By Troy Gilmore, Associate Professor, University of Nebraska
There is a strong awareness of water resources issues among the citizens of Nebraska. Farmers and ranchers are often aware of field-scale challenges of managing water for crop and livestock production. The reliance of most Nebraskans on groundwater for drinking water, plus the long history of irrigated agriculture, means that many citizens interact with this otherwise hidden resource daily. It is no wonder, then, that Nebraska is known for a unique water management approach that features strong local governance through Natural Resources Districts.
There are 23 Natural Resources Districts (NRDs) in Nebraska, each of which employs a manager and staff and is governed by a board of locally elected Directors. Unlike the Soil and Water Conservation Districts that exist in other states, NRDs are specifically tasked with 12 statutory responsibilities, many of which are related to water. Responsibilities include groundwater and surface water management, erosion prevention, flood control, recreation area management, soil conservation, solid waste disposal, and wildlife habitat protection. Decisions often involve interaction with other agencies in Nebraska. For instance, water quality issues are often addressed in conjunction with the Nebraska Department of Environment and Energy (NDEE), while water quantity issues involve the Nebraska Department of Natural Resources (NeDNR). As a result, NRDs often develop policies and implement programs in a complex environment with numerous partners and stakeholders.
Nebraska Extension is focused on the translation of scientific information into accessible content, with a historic emphasis on the agricultural producer. Some Extension programs address water and natural resources management at the regional, aquifer, or basin-wide scales at which NRDs often operate. The Nebraska Water Leaders Academy is one example, focusing on learning opportunities around cooperative approaches for solving water issues. At a more technical level, the Nebraska GEOCLOUD program offers seminars, guidelines, and standards for water professionals and agency staff applying complex geological information in water resources problems.
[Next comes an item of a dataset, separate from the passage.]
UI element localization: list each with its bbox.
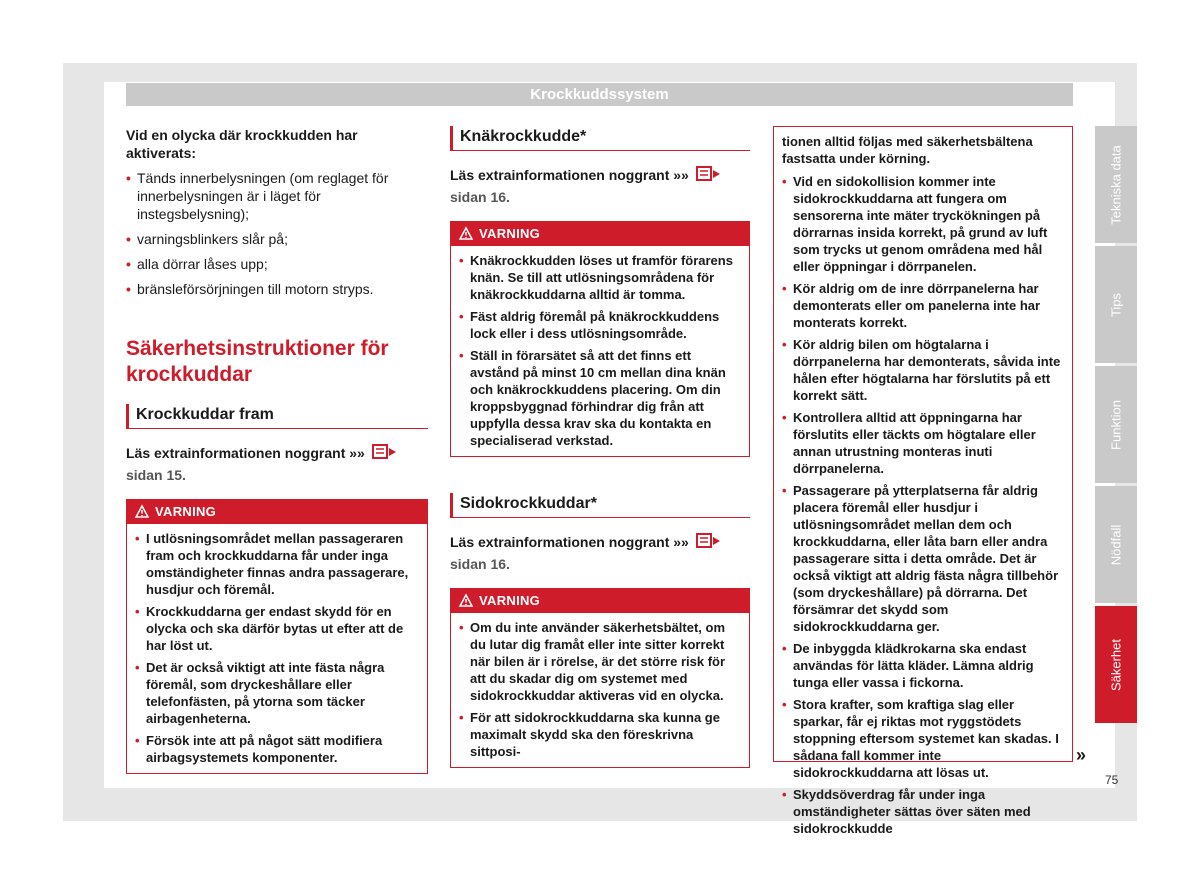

An emerging new educational program, based on close collaboration with Nebraska’s state agencies (NDEE and NeDNR) and several NRDs, is the Nebraska Watershed and Aquifer Virtual Educational System or Nebraska WAVES. Nebraska WAVES is being developed with a specific end-user in mind: the busy citizen who is also interested in engaging in water issues and governance in Nebraska.
Locally elected NRD Directors are a great example of Nebraskans who devote their limited time to water management, so the WAVES team conducted a study to determine their needs, interests, and the formats they preferred to learn about watershed-scale management. Of the directors who participated in the survey, most were interested in technical topics that would inform water management decisions. However, participants only had small amounts of time to devote to the topic, preferably during existing NRD activities, and would need the information carefully curated and concise. Following the needs assessment, the WAVES team has piloted three different online delivery formats for short educational modules, focused on topics identified in the needs assessment.
The WAVES team is collaborating with NeDNR and NDEE to produce a series of online video “trailers” that introduce directors and other stakeholders to the People, Processes, and Models that are encountered when NRDs co-develop policies and programs with state agencies. The goal is to quickly introduce or refresh directors and other stakeholders to the workflows and responsibilities associated with development of integrated management plans or water quality programs. The trailers provide very concise information, but serve as a launching point for longer and more technical educational modules, such as the groundwater age, nitrate, and recharge module and interactive stories about the latest water research projects or case studies.
The Nebraska WAVES team at the University of Nebraska-Lincoln includes Troy Gilmore, Katie Pekarek, Erin Ingram, Carla McCullough, Jesse Korus, and Lisa Pennisi and is funded by a Nebraska Environmental Trust grant and UNL’s Institute for Agriculture and Natural Resources.
Troy Gilmore, University of Nebraska-Lincoln
Troy Gilmore is an Associate Professor in the Conservation and Survey Division – School of Natural Resources and in the Biological Systems Engineering Department at the University of Nebraska. Troy is a groundwater hydrologist with research focused on water quality, interactions of aquifers and streams and improving water monitoring programs. As an Extension Specialist, Troy focuses on developing collaborations with partner agencies to share watershed science information to key decision makers.